Vulnerabilidad. Me atrevería a decir que aquí está el lugar esencial que nos enseña la obra de Molina. Fragilidad, como ella misma resaltaba en el discurso de recepción del premio. Vulnerabilidad y fragilidad del cuerpo que desaparece. En cierto sentido, todo arte nos habla de una vulnerabilidad. Las imágenes nos fascinan porque perviven frente al cuerpo vulnerable. Como generación o tiempo histórico, hemos conocido la vulnerabilidad del cuerpo y la certeza de que el cuidado es una herramienta esencial para poder imaginar lo futuro. Hemos conocido el miedo de la soledad, la enfermedad de un tiempo planetario que vislumbra su propia desaparición. Y, sin embargo, la creación tiene algo de fármaco, de curación de una razón herida. Hay un viaje en el que afloran atisbos de belleza, una forma de existencia que solo puede darse en el desierto, en la condición de la tierra agotada. Es la belleza algo aparentemente milagroso, y sin embargo no hay nada más inmanente, más profano, más apegado al cuerpo y a la tierra. Mientras Molina zapatea o se arrastra, el papel arcillado que cubre la tarima se desgarra, forma grietas, levanta polvo. La voz también se agrieta mientras la música adquiere una particular forma en el ruido. El escenario entero parece a punto de derrumbarse y queda poco más que una imagen fugaz de un cuerpo frágil.

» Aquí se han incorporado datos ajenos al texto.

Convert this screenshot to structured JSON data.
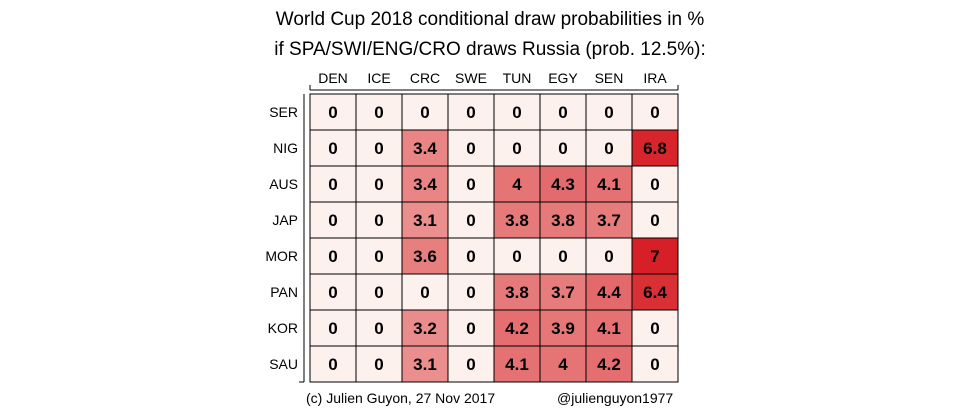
{
  "chart_data": {
    "type": "heatmap",
    "title": "World Cup 2018 conditional draw probabilities in %",
    "subtitle": "if SPA/SWI/ENG/CRO draws Russia (prob. 12.5%):",
    "columns": [
      "DEN",
      "ICE",
      "CRC",
      "SWE",
      "TUN",
      "EGY",
      "SEN",
      "IRA"
    ],
    "rows": [
      "SER",
      "NIG",
      "AUS",
      "JAP",
      "MOR",
      "PAN",
      "KOR",
      "SAU"
    ],
    "values": [
      [
        0,
        0,
        0,
        0,
        0,
        0,
        0,
        0
      ],
      [
        0,
        0,
        3.4,
        0,
        0,
        0,
        0,
        6.8
      ],
      [
        0,
        0,
        3.4,
        0,
        4,
        4.3,
        4.1,
        0
      ],
      [
        0,
        0,
        3.1,
        0,
        3.8,
        3.8,
        3.7,
        0
      ],
      [
        0,
        0,
        3.6,
        0,
        0,
        0,
        0,
        7
      ],
      [
        0,
        0,
        0,
        0,
        3.8,
        3.7,
        4.4,
        6.4
      ],
      [
        0,
        0,
        3.2,
        0,
        4.2,
        3.9,
        4.1,
        0
      ],
      [
        0,
        0,
        3.1,
        0,
        4.1,
        4,
        4.2,
        0
      ]
    ],
    "color_scale": {
      "low": "#fdf1ee",
      "high": "#d61f26",
      "vmin": 0,
      "vmax": 7
    }
  },
  "footer": {
    "credit": "(c) Julien Guyon, 27 Nov 2017",
    "handle": "@julienguyon1977"
  }
}
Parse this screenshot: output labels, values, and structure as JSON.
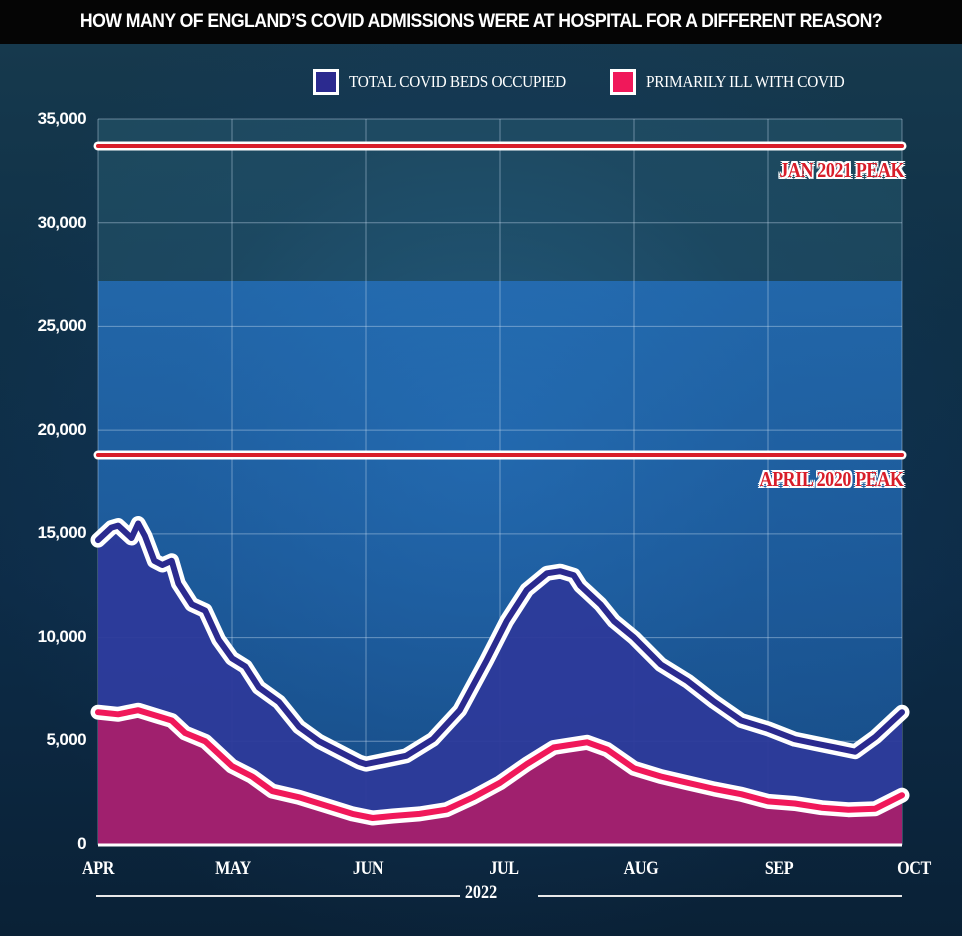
{
  "header": {
    "title": "HOW MANY OF ENGLAND’S COVID ADMISSIONS WERE AT HOSPITAL FOR A DIFFERENT REASON?"
  },
  "colors": {
    "total": "#2b2a8f",
    "total_fill": "#2d3a9a",
    "primary": "#f0185a",
    "primary_fill": "#a41f6c",
    "peak_line": "#d81e2a",
    "outline": "#ffffff"
  },
  "chart_data": {
    "type": "area",
    "title": "HOW MANY OF ENGLAND’S COVID ADMISSIONS WERE AT HOSPITAL FOR A DIFFERENT REASON?",
    "xlabel": "2022",
    "ylabel": "",
    "ylim": [
      0,
      35000
    ],
    "xlim": [
      0,
      6
    ],
    "grid": true,
    "legend_position": "top-right",
    "x_tick_labels": [
      "APR",
      "MAY",
      "JUN",
      "JUL",
      "AUG",
      "SEP",
      "OCT"
    ],
    "y_tick_labels": [
      "35,000",
      "30,000",
      "25,000",
      "20,000",
      "15,000",
      "10,000",
      "5,000",
      "0"
    ],
    "y_ticks": [
      35000,
      30000,
      25000,
      20000,
      15000,
      10000,
      5000,
      0
    ],
    "x_unit": "months since 1 Apr 2022",
    "series": [
      {
        "name": "TOTAL COVID BEDS OCCUPIED",
        "x": [
          0,
          0.1,
          0.15,
          0.25,
          0.3,
          0.35,
          0.42,
          0.48,
          0.55,
          0.6,
          0.7,
          0.8,
          0.9,
          1.0,
          1.1,
          1.2,
          1.35,
          1.5,
          1.65,
          1.8,
          1.95,
          2.0,
          2.15,
          2.3,
          2.5,
          2.7,
          2.9,
          3.05,
          3.2,
          3.35,
          3.45,
          3.55,
          3.6,
          3.65,
          3.75,
          3.85,
          4.0,
          4.2,
          4.4,
          4.6,
          4.8,
          5.0,
          5.2,
          5.35,
          5.5,
          5.65,
          5.8,
          6.0
        ],
        "values": [
          14700,
          15300,
          15400,
          14800,
          15500,
          14900,
          13700,
          13500,
          13700,
          12600,
          11600,
          11300,
          9900,
          9000,
          8600,
          7600,
          6900,
          5700,
          5000,
          4500,
          4000,
          3900,
          4100,
          4300,
          5100,
          6500,
          8900,
          10800,
          12300,
          13100,
          13200,
          13000,
          12500,
          12200,
          11600,
          10800,
          10000,
          8700,
          7900,
          6900,
          6000,
          5600,
          5100,
          4900,
          4700,
          4500,
          5200,
          6400
        ]
      },
      {
        "name": "PRIMARILY ILL WITH COVID",
        "x": [
          0,
          0.15,
          0.3,
          0.45,
          0.55,
          0.65,
          0.8,
          1.0,
          1.15,
          1.3,
          1.5,
          1.7,
          1.9,
          2.05,
          2.2,
          2.4,
          2.6,
          2.8,
          3.0,
          3.2,
          3.4,
          3.5,
          3.65,
          3.8,
          4.0,
          4.2,
          4.4,
          4.6,
          4.8,
          5.0,
          5.2,
          5.4,
          5.6,
          5.8,
          6.0
        ],
        "values": [
          6400,
          6300,
          6500,
          6200,
          6000,
          5400,
          5000,
          3800,
          3300,
          2600,
          2300,
          1900,
          1500,
          1300,
          1400,
          1500,
          1700,
          2300,
          3000,
          3900,
          4700,
          4800,
          4950,
          4600,
          3700,
          3300,
          3000,
          2700,
          2450,
          2100,
          2000,
          1800,
          1700,
          1750,
          2400
        ]
      }
    ],
    "annotations": [
      {
        "label": "JAN 2021 PEAK",
        "value": 33700
      },
      {
        "label": "APRIL 2020 PEAK",
        "value": 18800
      }
    ]
  }
}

Entonces, sobre el flamenco, sobre el hecho artístico y sus eternas disquisiciones, queda poco que decir. Quien haya visto a Molina bailar con Rafael Riqueni en su Trilogía de la Guitarra ha visto, como vemos al final de su performance, derrumbarse todos y cada uno de los edificios que erigieron los grandes maestros y, entre sus ruinas, la mayor imagen de ternura que posiblemente haya dado el flamenco. Queda entonces ir al archivo de la memoria flamenca, pensar que en él germinan las preguntas sobre lo atemporal, lo profundo, lo jondo. Queda ponerse a uno mismo frente a esas preguntas. Y, para hacerlo, no puedo dejar de recordar la vieja letra, esa que, en tres versos sencillos, nos hace comprender la condición del deseo:

Yo tengo un pozo en mi casa

y agua no puedo beber

porque la soga no alcanza.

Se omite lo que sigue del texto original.